Over lunch this week I may have confused a younger friend by saying that I am personally supportive of the legalization of gay marriage and all the accompanying rights that go with it, at least until political and religious leaders get their heads together and realise that the government should provide legal civil unions for any two people who so desire and each spiritual community should enact it's own practise for sacred unions.
In the discussion she referred to the idea that she just can't see herself letting go of some of the basic tenets of conviction she has been raised with. I understand that. Still, I hope that she will learn to hold most convictions loosely and only the most crucial of them in closed hands.

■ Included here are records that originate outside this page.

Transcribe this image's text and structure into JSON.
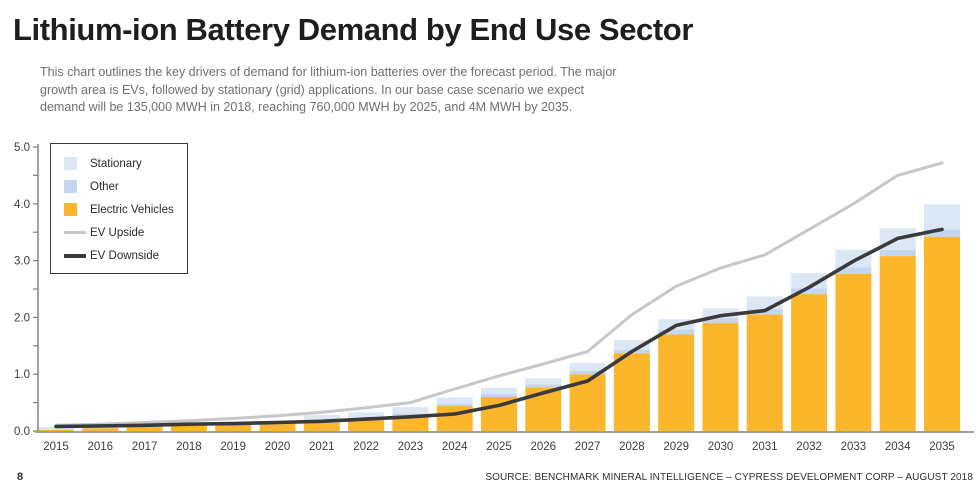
{
  "page": {
    "title": "Lithium-ion Battery Demand by End Use Sector",
    "subtitle_lines": [
      "This chart outlines the key drivers of demand for lithium-ion batteries over the forecast period. The major",
      "growth area is EVs, followed by stationary (grid) applications. In our base case scenario we expect",
      "demand will be 135,000 MWH in 2018, reaching 760,000 MWH by 2025, and 4M MWH by 2035."
    ],
    "page_number": "8",
    "source": "SOURCE: BENCHMARK MINERAL INTELLIGENCE – CYPRESS DEVELOPMENT CORP – AUGUST 2018"
  },
  "chart_data": {
    "type": "bar",
    "stacked": true,
    "units": "M MWH",
    "categories": [
      "2015",
      "2016",
      "2017",
      "2018",
      "2019",
      "2020",
      "2021",
      "2022",
      "2023",
      "2024",
      "2025",
      "2026",
      "2027",
      "2028",
      "2029",
      "2030",
      "2031",
      "2032",
      "2033",
      "2034",
      "2035"
    ],
    "series": [
      {
        "name": "Electric Vehicles",
        "type": "bar",
        "color": "#FBB62B",
        "values": [
          0.02,
          0.05,
          0.07,
          0.09,
          0.11,
          0.13,
          0.14,
          0.19,
          0.27,
          0.44,
          0.6,
          0.77,
          1.0,
          1.37,
          1.7,
          1.9,
          2.05,
          2.41,
          2.77,
          3.08,
          3.42
        ]
      },
      {
        "name": "Other",
        "type": "bar",
        "color": "#C3D6EE",
        "values": [
          0.01,
          0.01,
          0.01,
          0.02,
          0.02,
          0.02,
          0.04,
          0.04,
          0.04,
          0.04,
          0.05,
          0.05,
          0.06,
          0.06,
          0.09,
          0.09,
          0.1,
          0.1,
          0.11,
          0.11,
          0.13
        ]
      },
      {
        "name": "Stationary",
        "type": "bar",
        "color": "#DBE7F4",
        "values": [
          0.04,
          0.02,
          0.02,
          0.03,
          0.02,
          0.02,
          0.1,
          0.1,
          0.11,
          0.11,
          0.11,
          0.11,
          0.14,
          0.17,
          0.18,
          0.17,
          0.22,
          0.27,
          0.31,
          0.38,
          0.44
        ]
      },
      {
        "name": "EV Upside",
        "type": "line",
        "color": "#C7C7C7",
        "values": [
          0.1,
          0.12,
          0.15,
          0.18,
          0.22,
          0.27,
          0.33,
          0.41,
          0.5,
          0.74,
          0.97,
          1.18,
          1.4,
          2.05,
          2.55,
          2.87,
          3.1,
          3.55,
          4.0,
          4.5,
          4.72
        ]
      },
      {
        "name": "EV Downside",
        "type": "line",
        "color": "#3A3A3A",
        "values": [
          0.08,
          0.09,
          0.1,
          0.12,
          0.13,
          0.15,
          0.17,
          0.21,
          0.25,
          0.3,
          0.45,
          0.67,
          0.88,
          1.4,
          1.86,
          2.03,
          2.12,
          2.53,
          2.99,
          3.39,
          3.55
        ]
      }
    ],
    "title": "",
    "xlabel": "",
    "ylabel": "",
    "ylim": [
      0,
      5.0
    ],
    "y_ticks": [
      "0.0",
      "1.0",
      "2.0",
      "3.0",
      "4.0",
      "5.0"
    ],
    "grid": false,
    "legend_position": "top-left",
    "legend_order": [
      "Stationary",
      "Other",
      "Electric Vehicles",
      "EV Upside",
      "EV Downside"
    ]
  }
}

Brian McLaren describes what I'm experiencing as "ideological homelessness" in an excellent and very timely article.
Here's a snippet:
What they have in common, I think, is that they are seeking to create a new space that isn't clearly defined as "left" or "right." This is a space of civil disagreement, engaging with the other, crossing boundaries. Just yesterday, I heard somebody define this space as being homeless ... ideologically homeless.
If Rick were the right-wing nut-job that some of his hefty-lefty critics are painting him to be, he wouldn't dare accept an invitation by a Democratic pro-choice pro-gay President. If the President-Elect were the left-wing nut job his tighty-righty critics paint him to be ... he wouldn't invite Prop-8-supporting Rick Warren to give the invocation. If Rick were the compromising apostate his tighty-righty critics claim him to be, he wouldn't outspokenly disagree with the President-Elect on gay marriage and criminalizing abortion. And so on ... you get the point.
Meanwhile, what the critics have in common is that they have a home. They know where they stand - left, far left, right, far right, etc. They know who's in and who's out, who's orthodox and who's not, whom they're cold toward and whom they're hot about.